Regardless of attitudes to the potential of new platforms to generate revenue, publishers appear more positive about the benefits of these technologies within production and supply chain distribution, which should be welcomed. Many publishers have been enthusiastic in embracing new technologies and quick to see the opportunities both for increasing internal efficiency and for creating innovative products and services.

Within publishing, digital technologies have created what might be termed a new competitive ‘hinterland’. Whereas, in the offline world, newspapers, magazines, TV and radio form separate ‘channels’ with their own modes, the trick now is to understand how they can be brought together to compliment each other. There is little point in trying to ignore digital; it is here to stay in all its forms and there is also little point in getting hung up on the perceived negatives. The trick is to be clear about how it can benefit your business.

Auto Trader’s priorities

Our experience at TMG is based on a ‘no compromise support’ for the web, seeing it as complimentary to print and it is precisely in understanding how they compliment each other that we believe our future success will be realised.

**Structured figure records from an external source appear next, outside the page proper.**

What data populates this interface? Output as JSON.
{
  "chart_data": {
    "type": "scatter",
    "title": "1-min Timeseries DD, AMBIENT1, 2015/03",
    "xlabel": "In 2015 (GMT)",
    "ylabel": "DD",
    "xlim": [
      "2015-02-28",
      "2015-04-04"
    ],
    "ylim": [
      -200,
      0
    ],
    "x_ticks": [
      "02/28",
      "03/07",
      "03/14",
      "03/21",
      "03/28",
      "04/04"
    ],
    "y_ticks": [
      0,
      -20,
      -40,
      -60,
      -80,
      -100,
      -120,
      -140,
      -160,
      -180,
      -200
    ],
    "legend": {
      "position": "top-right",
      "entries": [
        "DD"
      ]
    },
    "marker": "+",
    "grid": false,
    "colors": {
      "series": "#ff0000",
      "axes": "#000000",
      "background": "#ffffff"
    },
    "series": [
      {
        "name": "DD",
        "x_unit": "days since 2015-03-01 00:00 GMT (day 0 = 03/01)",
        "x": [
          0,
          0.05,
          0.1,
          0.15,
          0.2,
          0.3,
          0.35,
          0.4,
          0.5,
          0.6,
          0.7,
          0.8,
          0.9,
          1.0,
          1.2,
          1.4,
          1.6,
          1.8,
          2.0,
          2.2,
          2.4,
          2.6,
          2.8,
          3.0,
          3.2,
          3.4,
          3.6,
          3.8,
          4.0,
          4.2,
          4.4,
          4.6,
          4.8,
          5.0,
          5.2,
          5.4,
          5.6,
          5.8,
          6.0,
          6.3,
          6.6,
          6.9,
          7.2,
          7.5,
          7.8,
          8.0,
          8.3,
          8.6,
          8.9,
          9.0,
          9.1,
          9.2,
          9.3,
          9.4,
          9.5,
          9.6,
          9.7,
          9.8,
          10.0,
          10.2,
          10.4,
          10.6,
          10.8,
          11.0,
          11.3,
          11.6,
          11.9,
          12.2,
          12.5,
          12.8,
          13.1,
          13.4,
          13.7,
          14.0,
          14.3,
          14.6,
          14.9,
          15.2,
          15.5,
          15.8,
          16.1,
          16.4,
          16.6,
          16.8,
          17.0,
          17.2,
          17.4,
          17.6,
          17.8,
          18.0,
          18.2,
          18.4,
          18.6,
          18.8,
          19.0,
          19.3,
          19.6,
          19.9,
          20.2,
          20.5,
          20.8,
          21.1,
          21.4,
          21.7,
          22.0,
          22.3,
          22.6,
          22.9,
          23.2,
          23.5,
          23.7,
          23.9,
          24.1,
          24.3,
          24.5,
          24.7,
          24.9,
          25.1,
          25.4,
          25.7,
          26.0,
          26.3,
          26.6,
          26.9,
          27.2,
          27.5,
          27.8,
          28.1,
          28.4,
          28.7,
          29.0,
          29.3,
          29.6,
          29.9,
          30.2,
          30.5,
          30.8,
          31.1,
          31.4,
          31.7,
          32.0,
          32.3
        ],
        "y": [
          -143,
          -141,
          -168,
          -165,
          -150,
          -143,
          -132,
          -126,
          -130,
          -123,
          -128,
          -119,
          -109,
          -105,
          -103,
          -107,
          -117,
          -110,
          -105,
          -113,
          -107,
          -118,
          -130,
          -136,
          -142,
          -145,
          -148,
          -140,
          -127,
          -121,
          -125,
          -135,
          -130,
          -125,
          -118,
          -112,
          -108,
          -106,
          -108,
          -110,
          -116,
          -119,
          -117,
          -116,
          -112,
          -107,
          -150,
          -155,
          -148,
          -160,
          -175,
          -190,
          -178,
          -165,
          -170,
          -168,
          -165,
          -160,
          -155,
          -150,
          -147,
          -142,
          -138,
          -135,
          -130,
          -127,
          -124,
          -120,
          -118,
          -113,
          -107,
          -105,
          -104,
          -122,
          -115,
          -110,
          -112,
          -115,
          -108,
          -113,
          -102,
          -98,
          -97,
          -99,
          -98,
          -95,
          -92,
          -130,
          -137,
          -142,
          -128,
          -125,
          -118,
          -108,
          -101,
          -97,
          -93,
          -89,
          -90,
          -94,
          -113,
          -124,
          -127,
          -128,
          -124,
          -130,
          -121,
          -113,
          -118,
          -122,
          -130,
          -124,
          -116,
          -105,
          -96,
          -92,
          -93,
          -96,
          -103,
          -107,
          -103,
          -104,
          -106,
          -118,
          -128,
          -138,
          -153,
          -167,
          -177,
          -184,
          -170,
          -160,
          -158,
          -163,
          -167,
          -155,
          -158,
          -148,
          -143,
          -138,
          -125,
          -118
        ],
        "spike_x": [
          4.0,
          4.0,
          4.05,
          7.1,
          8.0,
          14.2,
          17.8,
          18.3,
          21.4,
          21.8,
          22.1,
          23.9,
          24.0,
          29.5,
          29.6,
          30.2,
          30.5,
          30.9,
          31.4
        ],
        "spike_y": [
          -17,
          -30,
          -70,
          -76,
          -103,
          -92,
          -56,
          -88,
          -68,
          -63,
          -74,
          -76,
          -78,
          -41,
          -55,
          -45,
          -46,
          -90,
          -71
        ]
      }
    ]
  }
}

We also knew that to achieve success in this new environment, we needed to focus on:

* Clear, solid commercial results-based objectives
* Understanding that this would kick start the virtuous business cycle – generating response for advertisers
* Combining our resources into a single direction
* Building internal enthusiasm and driving joint business activity
* Fully supporting our sales teams 
* Continuing to add brand value

For Auto Trader, we also had to formulate strategies to deal with the impact of:

* Media explosion and clutter (Each and every motorist in the UK will receive up to 1,500 advertising messages daily.)
* An increasingly demanding consumer
* Consumer ("Motorist") segmentation. Age, gender, lifestyle, media use… 
* The threat posed by Google / MSN / Yahoo / Ebay
* How our online approach works compared to print

Finally, the real value of taking this necessary and combined approach will only ultimately accrue all its benefits if we can convince the ABC to report jointly across the platforms. The good news is that they appear to be warming to the idea in principle, but it remains to be seen if the agencies will buy into this approach. This would be a major step forward and could in turn be a catalyst to kick start a new digital / print drive encouraging more publishers to enter the market or further develop their offering.